Das Petitionsziel wurde auf anderem Wege erreicht

08.12.2016 16:45 Uhr

Der Ausbau der Bahnstrecke Stuttgart – Singen – Grenze D/CH – Zürich (Gäubahn) ist auf Antrag der Grünen und Koalitionsfraktionen in der Sitzung des Verkehrsausschusses am Mittwochabend (23.11.2016) in den Vordringlichen Bedarf hochgestuft worden. Die Entscheidung für die Hochstufung der Gäubahn in den Vordringlichen Bedarf fiel dabei nach Zusammenfassung der Anträge mit einstimmiger Zustimmung aller Fraktionen im Verkehrsausschuss. Für die internationale Schienenverbindung Stuttgart – Zürich (Gäubahn) wurde mit Vorlage des Gutachtens des Landesverkehrsministeriums Baden-Württemberg die Wirtschaftlichkeit im Rahmen einer Kosten-Nutzen-Untersuchung des Bundes nachgewiesen. Am Freitag, dem 2. Dezember 2016 ist das am Abend des 23. November im Verkehrsausschuss veränderte Bundeschienenwegeausbaugesetz im Plenum des Deutschen Bundestages angenommen worden:
dip21.bundestag.de/dip21/btd/18/095/1809524.pdf

Matthias Gastel (Grüne), baden-württembergischer Abgeordneter im Verkehrsausschuss des Bundestages und Antragsteller seiner Fraktion für die Hochstufung der Gäubahn erklärt hierzu: „Das war erstmal ein guter Abend für die Gäubahn! Somit ist die Gäubahn erneut im Vordinglichen Bedarf im Schienenwegeausbaugesetz. Das alles gelang nur durch den massiven Druck aus der Bürgerschaft entlang der Gäubahn und nicht zuletzt durch das Landesgutachten des grün-geführten Verkehrsministeriums Baden-Württemberg. Ohne den enormen Einsatz der grün-geführten Landesregierung wäre die Gäubahn auf absehbare Zeit weiter in der Warteschleife geblieben.“

„Wir müssen jetzt aber aufpassen, dass der Erfolg für die Gäubahn nicht zu einem Erfolg auf dem Papier wird. Ich erwarte daher, dass die Haushälter von Union und SPD schnell das Geld für die Gäubahn bereitstellen und nicht weiter auf einen Sankt-Nimmerleinstag spekulieren. Zudem sollten die Genehmigungsbehörde und die Deutsche Bahn darüber nachdenken, das Personal für die Projektplanung aufzustocken. Jetzt kommt es darauf an, den Ausbau der Gäubahn rasch voranzutreiben, um nicht noch weitere Jahre zu verlieren. Nur so kommen die Fahrgäste entlang der Gäubahn zur dringend notwendigen Fahrzeitverkürzung zwischen Stuttgart und Zürich“, so Grünen-Verkehrspolitiker Gastel abschließend.

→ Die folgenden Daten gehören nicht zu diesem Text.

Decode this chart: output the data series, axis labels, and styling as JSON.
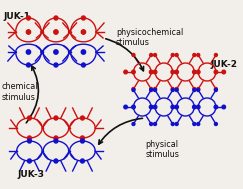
{
  "bg_color": "#f2efea",
  "red": "#cc1111",
  "blue": "#1111cc",
  "black": "#111111",
  "labels": {
    "JUK1": "JUK-1",
    "JUK2": "JUK-2",
    "JUK3": "JUK-3",
    "arrow1": "physicochemical\nstimulus",
    "arrow2": "physical\nstimulus",
    "arrow3": "chemical\nstimulus"
  },
  "label_fontsize": 6.5,
  "arrow_fontsize": 5.8
}
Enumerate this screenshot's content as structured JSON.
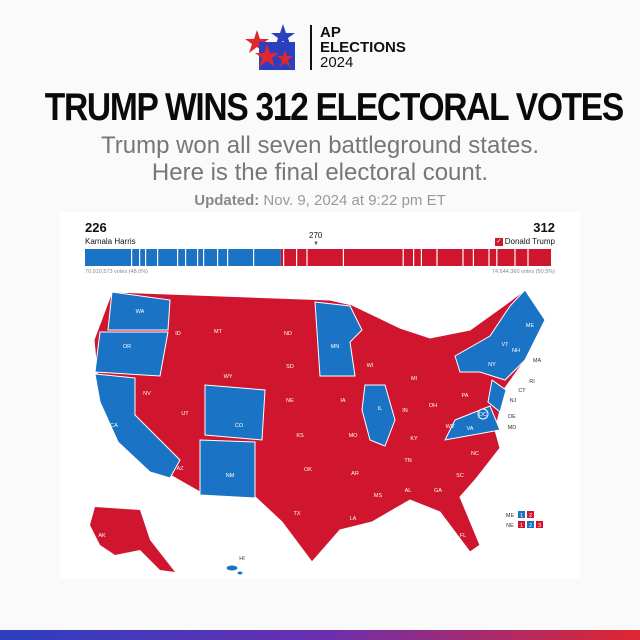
{
  "logo": {
    "line1": "AP",
    "line2": "ELECTIONS",
    "line3": "2024"
  },
  "headline": "TRUMP WINS 312 ELECTORAL VOTES",
  "subtitle": {
    "line1": "Trump won all seven battleground states.",
    "line2": "Here is the final electoral count."
  },
  "updated": {
    "label": "Updated:",
    "value": "Nov. 9, 2024 at 9:22 pm ET"
  },
  "tally": {
    "harris": {
      "votes": "226",
      "name": "Kamala Harris",
      "popular": "70,910,573 votes (48.0%)",
      "color": "#1a73c4"
    },
    "trump": {
      "votes": "312",
      "name": "Donald Trump",
      "popular": "74,644,360 votes (50.5%)",
      "color": "#d0152f",
      "winner_check": "✓"
    },
    "threshold": "270",
    "total": 538
  },
  "map": {
    "blue_states": [
      "WA",
      "OR",
      "CA",
      "CO",
      "NM",
      "MN",
      "IL",
      "VA",
      "NY",
      "VT",
      "NH",
      "ME",
      "MA",
      "RI",
      "CT",
      "NJ",
      "DE",
      "MD",
      "DC",
      "HI"
    ],
    "labels": [
      "WA",
      "OR",
      "CA",
      "NV",
      "ID",
      "MT",
      "WY",
      "UT",
      "AZ",
      "CO",
      "NM",
      "ND",
      "SD",
      "NE",
      "KS",
      "OK",
      "TX",
      "MN",
      "IA",
      "MO",
      "AR",
      "LA",
      "WI",
      "IL",
      "MI",
      "IN",
      "OH",
      "KY",
      "TN",
      "MS",
      "AL",
      "GA",
      "FL",
      "SC",
      "NC",
      "VA",
      "WV",
      "PA",
      "NY",
      "VT",
      "NH",
      "ME",
      "MA",
      "RI",
      "CT",
      "NJ",
      "DE",
      "MD",
      "AK",
      "HI",
      "DC"
    ],
    "split_states": [
      {
        "state": "ME",
        "districts": [
          {
            "n": "1",
            "party": "D"
          },
          {
            "n": "2",
            "party": "R"
          }
        ]
      },
      {
        "state": "NE",
        "districts": [
          {
            "n": "1",
            "party": "R"
          },
          {
            "n": "2",
            "party": "D"
          },
          {
            "n": "3",
            "party": "R"
          }
        ]
      }
    ]
  }
}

Mehr Infos immer auf www.matthias-gastel.de/schiene/

Änderungen an der Petition

24.10.2016 18:17 Uhr

Das Foto: Hubert Nowack und Matthias Gastel, MdB sammeln die ersten Unterschriften für die Petition!


Änderungen an der Petition

17.10.2016 09:50 Uhr

nur die Anrede :-)


Neuer Petitionstext: Stufen Sehr geehrter Herr Minister Dobrindt,
stufen
Sie die Gäubahn im BVWP 2030 in den vordringlichen Bedarf hoch. Das vor kurzem fertiggestellte „Gutachten zu Fahrzeitverkürzungen auf dem internationalen Korridor Stuttgart – Zürich“ (Schlussbericht vom 31.08.2016 mit Ergänzungen vom 09.09.2016) zeigt auf, dass bereits mit verhältnismäßig geringen Finanzmitteln ganz erhebliche Attraktivitätssteigerungen auf der Gäubahn erreichbar sind und somit die Mobilität auf dieser wichtigen Verkehrsachse und den anliegenden Regionen voranbringen.
Die wirtschaftsstarke und innovative Region Schwarzwald-Baar-Heuberg benötigt den elektrischen „Lückenschluss“: Nehmen Sie die Elektrifizierung der Bahnstrecken Rottweil – Villingen und Immendingen – Tuttlingen ebenfalls in den vordringlichen Bedarf des BVWP 2030 auf. Nur so sind umsteigefreie und attraktive Bahnverbindungen zwischen der Metropolregion Stuttgart, der Region Schwarzwald-Baar-Heuberg und der Region Freiburg/Breisgau möglich.